After the restrictions that the US placed on Google for its Android exports to Huawei, companies like OnePlus, Oppo, Vivo and Xiaomi sensed an opening and are working hard to take advantage of the market vacuum by outdoing themselves with new mobile technologies and eye-catchy designs.
Sony calls the sensor that will be in the X2, and probably many other high-end phones next year, the 2x2 On-Chip Lens (OCL) solution. It will bring "all pixel omni-directional PDAF
" technology to our phones, which is a fancy way of saying it will be focusing and refocusing almost instantly, even in low-light scenarios.
As for the sensor itself, it's not gunning for ultrahigh resolution like Samsung's Tetracell family that goes up to 64MP
even. Rather, Sony explained during the ongoing International Electron Devices Meeting (IEDM) expo that:
We created the world's first all PDAF CMOS image sensor using 2x2 on-chip lens architecture. That had 1/2 inch 48M pixels with 0.8µm Quad Bayer coding for high resolution and HDR function, and all PDAF pixels achieved a minimum AF illuminance level of 1 lux.

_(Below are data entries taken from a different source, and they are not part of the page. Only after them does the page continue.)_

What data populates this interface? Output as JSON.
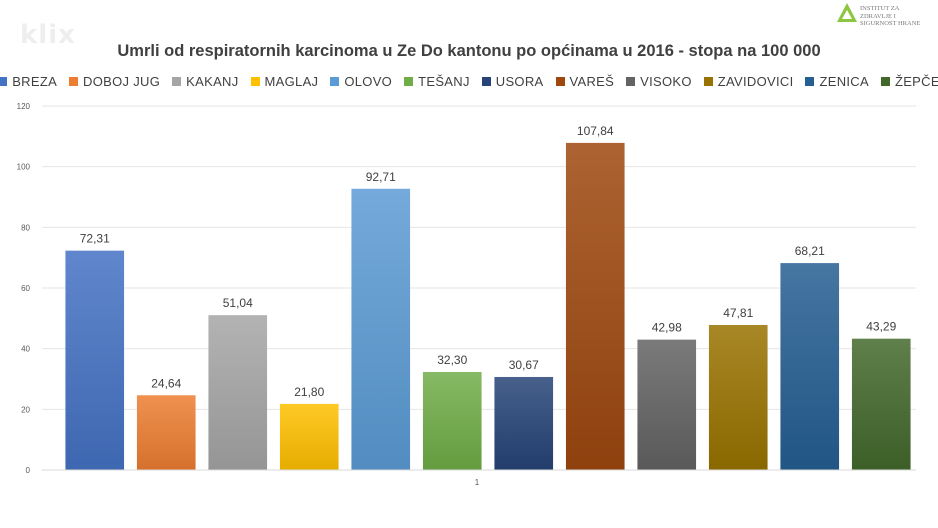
{
  "watermark": "klix",
  "logo": {
    "text": "INSTITUT ZA ZDRAVLJE I SIGURNOST HRANE"
  },
  "chart_data": {
    "type": "bar",
    "title": "Umrli od respiratornih karcinoma u Ze Do kantonu po općinama u 2016 - stopa na 100 000",
    "xlabel": "",
    "ylabel": "",
    "categories": [
      "1"
    ],
    "series": [
      {
        "name": "BREZA",
        "values": [
          72.31
        ],
        "label": "72,31",
        "color": "#4472C4"
      },
      {
        "name": "DOBOJ JUG",
        "values": [
          24.64
        ],
        "label": "24,64",
        "color": "#ED7D31"
      },
      {
        "name": "KAKANJ",
        "values": [
          51.04
        ],
        "label": "51,04",
        "color": "#A5A5A5"
      },
      {
        "name": "MAGLAJ",
        "values": [
          21.8
        ],
        "label": "21,80",
        "color": "#FFC000"
      },
      {
        "name": "OLOVO",
        "values": [
          92.71
        ],
        "label": "92,71",
        "color": "#5B9BD5"
      },
      {
        "name": "TEŠANJ",
        "values": [
          32.3
        ],
        "label": "32,30",
        "color": "#70AD47"
      },
      {
        "name": "USORA",
        "values": [
          30.67
        ],
        "label": "30,67",
        "color": "#264478"
      },
      {
        "name": "VAREŠ",
        "values": [
          107.84
        ],
        "label": "107,84",
        "color": "#9E480E"
      },
      {
        "name": "VISOKO",
        "values": [
          42.98
        ],
        "label": "42,98",
        "color": "#636363"
      },
      {
        "name": "ZAVIDOVICI",
        "values": [
          47.81
        ],
        "label": "47,81",
        "color": "#997300"
      },
      {
        "name": "ZENICA",
        "values": [
          68.21
        ],
        "label": "68,21",
        "color": "#255E91"
      },
      {
        "name": "ŽEPČE",
        "values": [
          43.29
        ],
        "label": "43,29",
        "color": "#43682B"
      }
    ],
    "ylim": [
      0,
      120
    ],
    "yticks": [
      "0",
      "20",
      "40",
      "60",
      "80",
      "100",
      "120"
    ],
    "grid": true,
    "legend_position": "top"
  }
}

The sensors built on the technology will still use the Quad Bayer filter array, and allow for pretty high resolutions that have pixel-binning advantages like merging the brightness and color information from multiple dots into one super pixel.
Sony 2x2 on-chip lens (OCL) sensors
By moving from individual lense array for each pixel to ones that encompass more pixels at once, Sony has managed to eliminate the slight differences in light sensitivity between the individual pixels, thus improving focus and HDR performance, as well as reducing noise potential in certain scenarios.
Current on-chip lenses (left) vs Sony's new 2x2 OCL sensors (right)
What does that all mean? Better pictures, of course, and, coupled with the Snapdragon 865
processor that allows for faster and richer dynamic range calculations, the pictures taken with phones like the Oppo X2 should give whatever sensor Samsung is cooking for the S11 a run for its money.
All in all, next year is shaping up to be the most exciting for smartphone cameras in a good while, as the improvements will actually be on the hardware and sensor side of things, too. In the past couple of years companies like Google, Apple and Samsung focused mainly on software trickery and sensor count increases when it comes to improvements in the photographic department, but 2020 will take us in a whole different (and exciting) direction.